ROCKET-M will utilize Lunar Outpost's HIPPO Rover, a rocket engine miner designed by Masten, and a pressurized dome and vacuum system from Honeybee to create a system for sustainable ice mining for future space colonies.

Colorado-based aviation and aerospace company, Lunar Outpost, famed for its $1 sale of moon rocks to the National Aeronautics and Space Administration, is now participating in NASA's Break the Ice Lunar Challenge by harvesting space ice on the surface of the Moon.

As part of a joint entry with Masten Space Systems and Honeybee Robotics, Lunar Outpost has designed "a system architecture to excavate icy regolith and deliver acquired resources in extreme lunar conditions."

The team's entry focuses on the development of the Resource Ore Concentrator using a Kinetic Energy Targeted Mining (ROCKET-M) system and features Lunar Outpost's Heavy In-situ Propellant Production Off-world Rover (HIPPO).

"Mobility is a key component of lunar infrastructure," said Forrest Meyen, chief strategy officer of Lunar Outpost. "The development of ROCKET-M presented an opportunity for us to scale our flight-ready rovers to carry a very unique and groundbreaking ISRU payload." He added that, "very little can happen on the moon without reliable surface transportation."

Lunar Outpost's HIPPO Rover is able to extract and transport 300 kilograms (660 pounds) of ice at a time and will host a 100 pound-force rocket engine, developed by Masten, under a pressurized dome able to blast craters more than two meters below the lunar surface.

Ice displaced by the rocket blast will be drawn up into the dome and funneled through a vacuum-like system, developed by Honeybee, that will separate ice particles from other ejecta and transport it into storage containers.

It is projected that ROCKET-M will be able to mine up to 12 craters per day and produce 100 kilograms (220 pounds) of ice per crater, which amounts to more than 420,000 kg (about 111,000 gallons) of water per year.

As the current costs of transporting payloads from Earth into space – upwards of US$1,500 per kg (2.2 lb) – the ability to dig up local resources for fuel, water, air, and building materials will be essential to the success of future human missions to the Moon, Mars, and beyond.

As we've seen from popular sci-fi shows like "The Expanse," water is and always will be the most important resource to humanity's survival, especially in the unforgiving void of space.

Now, with the potential to sustain a means of gathering this valuable resource, Lunar Outpost will attempt to set another precedent with the first makings of a supply chain for space exploration and habitation.

Lunar Outpost

Lunar Outpost designed its HIPPO Rover to optimize mining efficiency, power and handle the extreme thermal environment of the permanently shadowed regions of the moon where water-ice is believed to remain from events that occurred in the early days of our solar system. Despite being a dust-tolerant workhorse, the rover's top speed of 3.45 kilometers per hour (2.14 miles per hour) makes it blistering fast for an autonomous rover.
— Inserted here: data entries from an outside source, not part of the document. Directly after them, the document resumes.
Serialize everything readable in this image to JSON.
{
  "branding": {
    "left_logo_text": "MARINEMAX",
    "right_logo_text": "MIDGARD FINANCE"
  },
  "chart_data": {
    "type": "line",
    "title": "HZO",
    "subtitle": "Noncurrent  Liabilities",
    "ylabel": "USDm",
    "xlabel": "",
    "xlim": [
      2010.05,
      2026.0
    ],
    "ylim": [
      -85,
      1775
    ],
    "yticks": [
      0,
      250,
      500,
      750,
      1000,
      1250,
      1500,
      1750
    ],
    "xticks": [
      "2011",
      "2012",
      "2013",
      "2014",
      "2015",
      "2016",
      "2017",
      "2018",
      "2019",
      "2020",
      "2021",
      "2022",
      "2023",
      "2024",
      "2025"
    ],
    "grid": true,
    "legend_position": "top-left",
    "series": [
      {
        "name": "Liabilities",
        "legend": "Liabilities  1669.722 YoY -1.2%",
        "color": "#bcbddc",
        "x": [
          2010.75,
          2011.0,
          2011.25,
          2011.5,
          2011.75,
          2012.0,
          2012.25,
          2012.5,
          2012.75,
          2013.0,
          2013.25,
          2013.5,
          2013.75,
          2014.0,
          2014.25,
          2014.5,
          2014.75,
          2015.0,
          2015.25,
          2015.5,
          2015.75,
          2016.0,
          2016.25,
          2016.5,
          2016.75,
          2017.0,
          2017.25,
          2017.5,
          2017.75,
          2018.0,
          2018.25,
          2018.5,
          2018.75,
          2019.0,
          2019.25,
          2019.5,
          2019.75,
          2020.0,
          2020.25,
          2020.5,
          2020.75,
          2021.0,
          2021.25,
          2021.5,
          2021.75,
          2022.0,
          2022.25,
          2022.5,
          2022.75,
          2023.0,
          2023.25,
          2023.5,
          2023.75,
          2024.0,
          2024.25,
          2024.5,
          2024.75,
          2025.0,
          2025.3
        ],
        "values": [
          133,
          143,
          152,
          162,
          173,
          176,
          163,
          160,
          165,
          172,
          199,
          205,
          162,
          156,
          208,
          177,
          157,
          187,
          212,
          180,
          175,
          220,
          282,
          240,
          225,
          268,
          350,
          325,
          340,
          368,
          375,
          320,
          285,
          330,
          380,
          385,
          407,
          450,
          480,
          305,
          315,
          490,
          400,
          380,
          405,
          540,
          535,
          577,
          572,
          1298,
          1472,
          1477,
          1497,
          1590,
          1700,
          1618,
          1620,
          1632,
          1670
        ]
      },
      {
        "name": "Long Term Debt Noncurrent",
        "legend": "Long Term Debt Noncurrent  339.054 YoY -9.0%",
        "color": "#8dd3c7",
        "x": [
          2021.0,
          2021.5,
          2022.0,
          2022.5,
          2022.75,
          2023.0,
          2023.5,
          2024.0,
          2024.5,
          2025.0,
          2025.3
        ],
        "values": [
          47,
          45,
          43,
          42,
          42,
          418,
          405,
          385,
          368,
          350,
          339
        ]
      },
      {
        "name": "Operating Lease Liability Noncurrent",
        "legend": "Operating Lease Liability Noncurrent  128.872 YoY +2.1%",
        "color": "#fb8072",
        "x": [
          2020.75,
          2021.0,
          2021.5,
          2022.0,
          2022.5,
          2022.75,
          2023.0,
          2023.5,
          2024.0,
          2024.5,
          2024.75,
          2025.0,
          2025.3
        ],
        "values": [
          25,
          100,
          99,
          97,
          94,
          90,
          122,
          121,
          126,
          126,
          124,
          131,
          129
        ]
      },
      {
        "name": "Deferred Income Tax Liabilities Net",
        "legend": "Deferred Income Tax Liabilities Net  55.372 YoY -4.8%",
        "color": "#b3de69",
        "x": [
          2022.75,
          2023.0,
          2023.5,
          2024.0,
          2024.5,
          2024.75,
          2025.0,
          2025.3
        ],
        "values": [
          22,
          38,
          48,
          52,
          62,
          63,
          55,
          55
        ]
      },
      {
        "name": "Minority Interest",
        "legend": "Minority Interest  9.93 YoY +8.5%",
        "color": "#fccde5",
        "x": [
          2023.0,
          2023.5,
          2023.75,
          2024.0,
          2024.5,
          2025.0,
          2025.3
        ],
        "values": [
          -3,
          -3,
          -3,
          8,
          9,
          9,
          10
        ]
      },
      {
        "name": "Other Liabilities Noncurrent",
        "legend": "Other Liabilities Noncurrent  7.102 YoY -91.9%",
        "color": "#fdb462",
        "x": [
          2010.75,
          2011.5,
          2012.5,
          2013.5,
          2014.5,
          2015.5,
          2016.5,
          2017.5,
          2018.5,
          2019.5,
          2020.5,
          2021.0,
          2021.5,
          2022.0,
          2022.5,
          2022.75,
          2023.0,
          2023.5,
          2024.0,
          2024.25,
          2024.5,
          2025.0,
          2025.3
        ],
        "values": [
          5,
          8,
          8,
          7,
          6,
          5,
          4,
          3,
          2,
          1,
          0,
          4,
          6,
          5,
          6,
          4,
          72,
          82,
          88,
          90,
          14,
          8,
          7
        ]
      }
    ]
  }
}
"Speed matters when the resources need to be repeatedly delivered over three kilometers from the extraction site," said Pete Wilson, systems engineer at Lunar Outpost. "The drivetrain required significant engineering effort to balance speed, torque, power, mass, and the ability to traverse the challenging lunar craters."

This challenge represents an important opportunity for Lunar Outpost, but more importantly, a history making moment of pushing the boundaries of space exploration for humankind, by providing one of the key resources necessary for a space economy to thrive and humanity to one day live throughout the galaxy.